32-bit, 64-bit, and 128-bit decimal floating-point types Dec32, Dec64, and Dec128, respectively, are provided (corresponding to 7, 16, and 34 decimal digits of precision, respectively). This is very different from packages such as Decimals.jl, which provide arbitrary-precision decimal types analogous to BigFloat: arbitrary precision types are very flexible, but fixed-precision types such as those in DecFP are much faster (though still about 50x slower than the hardware binary floating-point types Float32 and Float64) and more memory-efficient (an array of Dec64 values has exactly the same memory footprint as an array of Float64 values).

The latest version of the DecFP package requires Julia 1.3 or later.


Dec64 and the other types mentioned above can be constructed from other Julia numeric types (binary floating-point or integers) via Dec64(3.5) or Dec(3), from strings by parse(Dec64, "3.2") or d64"3.2" (a Julia string macro); similarly for Dec32 and Dec128. The string macro d"3.2" constructs Dec64.

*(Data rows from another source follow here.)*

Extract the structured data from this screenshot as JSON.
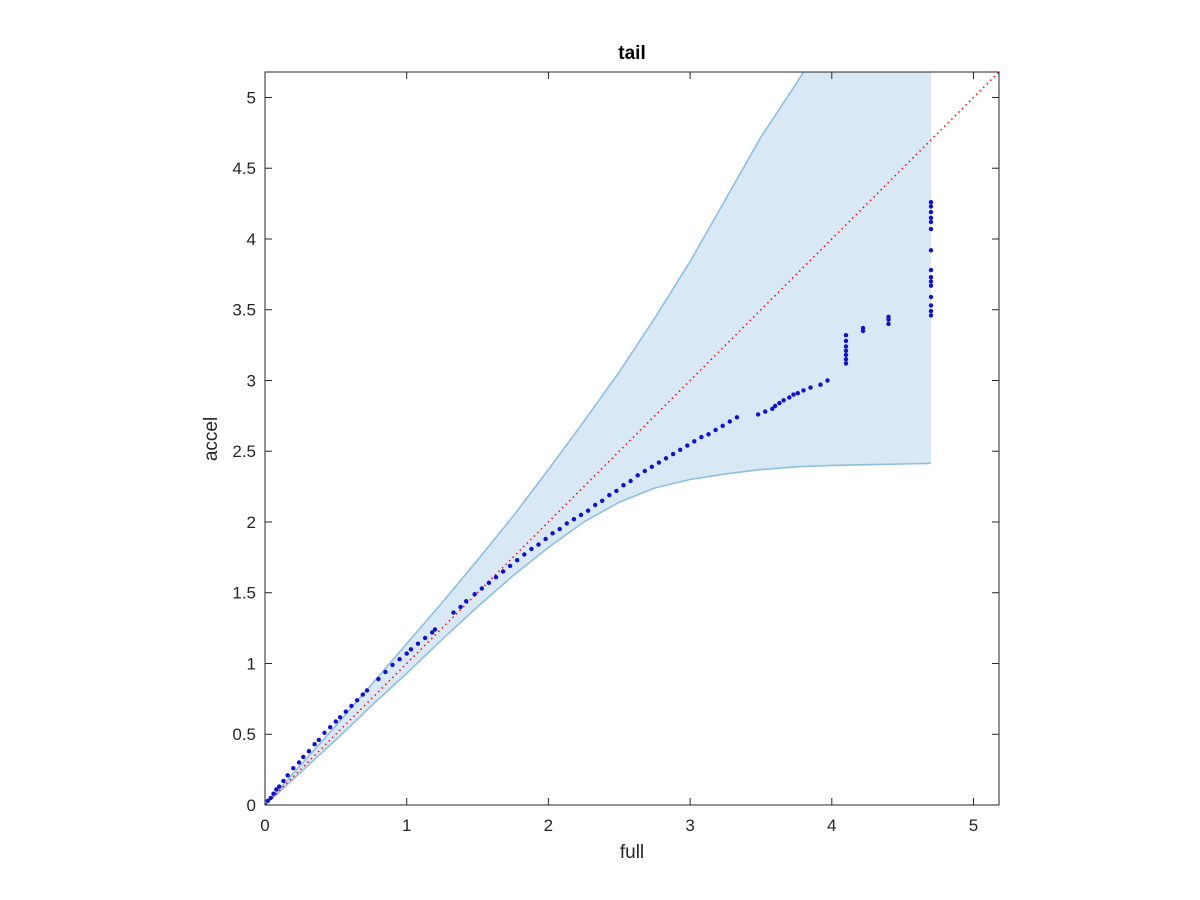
{
  "chart_data": {
    "type": "scatter",
    "title": "tail",
    "xlabel": "full",
    "ylabel": "accel",
    "xlim": [
      0,
      5.18
    ],
    "ylim": [
      0,
      5.18
    ],
    "xticks": [
      0,
      1,
      2,
      3,
      4,
      5
    ],
    "yticks": [
      0,
      0.5,
      1,
      1.5,
      2,
      2.5,
      3,
      3.5,
      4,
      4.5,
      5
    ],
    "xtick_labels": [
      "0",
      "1",
      "2",
      "3",
      "4",
      "5"
    ],
    "ytick_labels": [
      "0",
      "0.5",
      "1",
      "1.5",
      "2",
      "2.5",
      "3",
      "3.5",
      "4",
      "4.5",
      "5"
    ],
    "grid": false,
    "colors": {
      "band_fill": "#d8e8f4",
      "band_edge": "#8fbfe0",
      "points": "#1010d8",
      "reference": "#ff0000",
      "axes": "#262626"
    },
    "reference_line": {
      "x": [
        0,
        5.18
      ],
      "y": [
        0,
        5.18
      ],
      "style": "dotted"
    },
    "band_upper": {
      "x": [
        0,
        0.25,
        0.5,
        0.75,
        1.0,
        1.25,
        1.5,
        1.75,
        2.0,
        2.25,
        2.5,
        2.75,
        3.0,
        3.25,
        3.5,
        3.75,
        3.8
      ],
      "y": [
        0,
        0.28,
        0.56,
        0.85,
        1.14,
        1.43,
        1.73,
        2.04,
        2.37,
        2.71,
        3.06,
        3.44,
        3.84,
        4.28,
        4.72,
        5.1,
        5.18
      ]
    },
    "band_lower": {
      "x": [
        0,
        0.25,
        0.5,
        0.75,
        1.0,
        1.25,
        1.5,
        1.75,
        2.0,
        2.25,
        2.5,
        2.75,
        3.0,
        3.25,
        3.5,
        3.75,
        4.0,
        4.25,
        4.5,
        4.7
      ],
      "y": [
        0,
        0.23,
        0.46,
        0.7,
        0.93,
        1.17,
        1.4,
        1.62,
        1.82,
        2.0,
        2.14,
        2.24,
        2.3,
        2.34,
        2.37,
        2.39,
        2.4,
        2.405,
        2.41,
        2.415
      ]
    },
    "band_right_edge_x": 4.7,
    "series": [
      {
        "x": [
          0,
          0.02,
          0.04,
          0.06,
          0.08,
          0.1,
          0.13,
          0.16,
          0.2,
          0.24,
          0.27,
          0.31,
          0.35,
          0.38,
          0.42,
          0.46,
          0.5,
          0.53,
          0.57,
          0.61,
          0.65,
          0.69,
          0.72,
          0.8,
          0.85,
          0.9,
          0.95,
          1.0,
          1.03,
          1.08,
          1.13,
          1.18,
          1.2,
          1.33,
          1.38,
          1.42,
          1.48,
          1.53,
          1.58,
          1.63,
          1.68,
          1.73,
          1.78,
          1.83,
          1.88,
          1.93,
          1.98,
          2.03,
          2.08,
          2.13,
          2.18,
          2.23,
          2.28,
          2.33,
          2.38,
          2.43,
          2.48,
          2.53,
          2.58,
          2.63,
          2.68,
          2.73,
          2.78,
          2.83,
          2.88,
          2.93,
          2.98,
          3.03,
          3.08,
          3.13,
          3.18,
          3.23,
          3.28,
          3.33,
          3.48,
          3.53,
          3.58,
          3.6,
          3.63,
          3.66,
          3.7,
          3.73,
          3.76,
          3.8,
          3.85,
          3.92,
          3.97,
          4.1,
          4.1,
          4.1,
          4.1,
          4.1,
          4.1,
          4.1,
          4.22,
          4.22,
          4.4,
          4.4,
          4.4,
          4.7,
          4.7,
          4.7,
          4.7,
          4.7,
          4.7,
          4.7,
          4.7,
          4.7,
          4.7,
          4.7,
          4.7,
          4.7,
          4.7,
          4.7
        ],
        "y": [
          0,
          0.03,
          0.05,
          0.08,
          0.11,
          0.13,
          0.17,
          0.21,
          0.26,
          0.3,
          0.34,
          0.38,
          0.43,
          0.46,
          0.51,
          0.55,
          0.59,
          0.62,
          0.66,
          0.7,
          0.74,
          0.78,
          0.81,
          0.89,
          0.94,
          0.99,
          1.03,
          1.07,
          1.1,
          1.14,
          1.18,
          1.22,
          1.24,
          1.36,
          1.4,
          1.44,
          1.49,
          1.53,
          1.57,
          1.61,
          1.65,
          1.69,
          1.73,
          1.77,
          1.81,
          1.84,
          1.88,
          1.92,
          1.95,
          1.99,
          2.02,
          2.05,
          2.08,
          2.12,
          2.15,
          2.19,
          2.22,
          2.26,
          2.29,
          2.33,
          2.36,
          2.39,
          2.42,
          2.45,
          2.48,
          2.51,
          2.54,
          2.57,
          2.6,
          2.62,
          2.65,
          2.68,
          2.71,
          2.74,
          2.76,
          2.78,
          2.8,
          2.82,
          2.84,
          2.86,
          2.88,
          2.9,
          2.91,
          2.93,
          2.95,
          2.97,
          3.0,
          3.12,
          3.15,
          3.18,
          3.21,
          3.24,
          3.28,
          3.32,
          3.35,
          3.37,
          3.4,
          3.43,
          3.45,
          3.46,
          3.49,
          3.53,
          3.59,
          3.67,
          3.73,
          3.78,
          3.92,
          4.07,
          4.12,
          4.15,
          4.19,
          4.23,
          4.26,
          3.7
        ]
      }
    ]
  }
}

  • Note: A decimal floating-point constant like 1.1 in Julia refers to a Float64 (binary floating-point) value. So, for example, Dec128(1.999999999999999999) == 2.0 ≠ d128"1.999999999999999999", since Julia first rounds 1.999999999999999999 to the closest Float64 value (2.0) before converting to Dec128. If you need to specify an exact decimal constant, therefore, use one of the string-based constructors. If you use a string macro like d128"1.999999999999999999", then the string parsing occurs before compilation and incurs no runtime cost.

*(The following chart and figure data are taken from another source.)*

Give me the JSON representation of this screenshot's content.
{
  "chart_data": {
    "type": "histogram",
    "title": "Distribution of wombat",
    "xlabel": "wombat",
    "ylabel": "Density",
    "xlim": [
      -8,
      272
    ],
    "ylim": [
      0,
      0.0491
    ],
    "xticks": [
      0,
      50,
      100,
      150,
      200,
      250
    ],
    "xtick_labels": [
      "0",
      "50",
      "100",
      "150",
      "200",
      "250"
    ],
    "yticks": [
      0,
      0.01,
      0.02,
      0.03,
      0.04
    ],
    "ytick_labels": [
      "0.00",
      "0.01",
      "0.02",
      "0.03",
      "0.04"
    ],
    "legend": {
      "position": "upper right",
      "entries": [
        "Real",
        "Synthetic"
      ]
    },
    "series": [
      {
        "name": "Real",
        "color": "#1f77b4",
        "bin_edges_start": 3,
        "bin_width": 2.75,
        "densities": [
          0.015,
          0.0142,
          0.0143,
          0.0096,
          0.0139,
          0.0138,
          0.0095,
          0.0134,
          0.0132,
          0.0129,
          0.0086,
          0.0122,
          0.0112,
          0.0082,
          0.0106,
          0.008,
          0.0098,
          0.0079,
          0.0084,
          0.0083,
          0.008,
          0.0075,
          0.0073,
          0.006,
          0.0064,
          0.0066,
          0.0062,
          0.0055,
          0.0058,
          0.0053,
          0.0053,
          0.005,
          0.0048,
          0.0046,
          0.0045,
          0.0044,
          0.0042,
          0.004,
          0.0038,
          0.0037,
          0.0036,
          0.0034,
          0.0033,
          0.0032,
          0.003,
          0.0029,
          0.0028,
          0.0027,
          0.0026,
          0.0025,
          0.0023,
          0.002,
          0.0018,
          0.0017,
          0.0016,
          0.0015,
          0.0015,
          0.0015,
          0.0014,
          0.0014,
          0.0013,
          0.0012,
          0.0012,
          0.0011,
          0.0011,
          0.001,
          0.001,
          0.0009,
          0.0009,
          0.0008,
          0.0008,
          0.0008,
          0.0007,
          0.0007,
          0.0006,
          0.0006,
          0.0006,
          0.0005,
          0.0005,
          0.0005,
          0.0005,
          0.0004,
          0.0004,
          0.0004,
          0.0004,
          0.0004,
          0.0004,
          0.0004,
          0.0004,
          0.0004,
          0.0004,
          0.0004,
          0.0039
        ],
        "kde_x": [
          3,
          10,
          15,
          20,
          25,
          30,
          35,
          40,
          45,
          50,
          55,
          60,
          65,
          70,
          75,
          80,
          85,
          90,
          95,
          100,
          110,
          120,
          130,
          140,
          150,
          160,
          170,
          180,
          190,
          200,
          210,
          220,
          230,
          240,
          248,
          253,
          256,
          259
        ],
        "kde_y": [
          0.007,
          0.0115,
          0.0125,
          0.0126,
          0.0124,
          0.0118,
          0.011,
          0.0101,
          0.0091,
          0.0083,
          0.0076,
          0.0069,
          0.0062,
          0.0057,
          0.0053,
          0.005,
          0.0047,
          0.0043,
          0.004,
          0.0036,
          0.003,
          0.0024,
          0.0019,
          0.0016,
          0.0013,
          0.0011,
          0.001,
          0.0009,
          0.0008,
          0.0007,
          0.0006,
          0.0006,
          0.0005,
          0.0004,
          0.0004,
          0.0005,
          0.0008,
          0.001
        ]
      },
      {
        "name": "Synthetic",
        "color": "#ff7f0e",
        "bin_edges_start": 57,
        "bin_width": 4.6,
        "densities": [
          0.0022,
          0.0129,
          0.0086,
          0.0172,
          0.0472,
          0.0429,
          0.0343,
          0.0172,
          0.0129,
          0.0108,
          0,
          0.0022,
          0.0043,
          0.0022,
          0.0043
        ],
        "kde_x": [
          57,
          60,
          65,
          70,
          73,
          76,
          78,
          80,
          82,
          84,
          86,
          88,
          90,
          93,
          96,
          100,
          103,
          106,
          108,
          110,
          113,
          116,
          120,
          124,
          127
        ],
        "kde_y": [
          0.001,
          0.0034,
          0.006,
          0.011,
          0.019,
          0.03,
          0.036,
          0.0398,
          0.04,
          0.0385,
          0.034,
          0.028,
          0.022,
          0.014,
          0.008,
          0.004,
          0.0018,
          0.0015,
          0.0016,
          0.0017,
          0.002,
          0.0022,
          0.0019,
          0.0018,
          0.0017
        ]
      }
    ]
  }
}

Once a decimal float is constructed, most Julia arithmetic and special functions should work without modification. For example, d"3.2" * d"4.5" produces the (exact) Dec64 result 14.4 All basic arithmetic functions are supported, and many special functions (sqrt, log, trigonometric functions, etc.). Mixed operations involving decimal and binary floating-point or integer types are supported (the result is promoted to decimal floating-point).

In general, you should be able to use the DecFP types in any context where you would have used binary floating-point types: arrays, complex arithmetic, and linear algebra should all work, for the most part.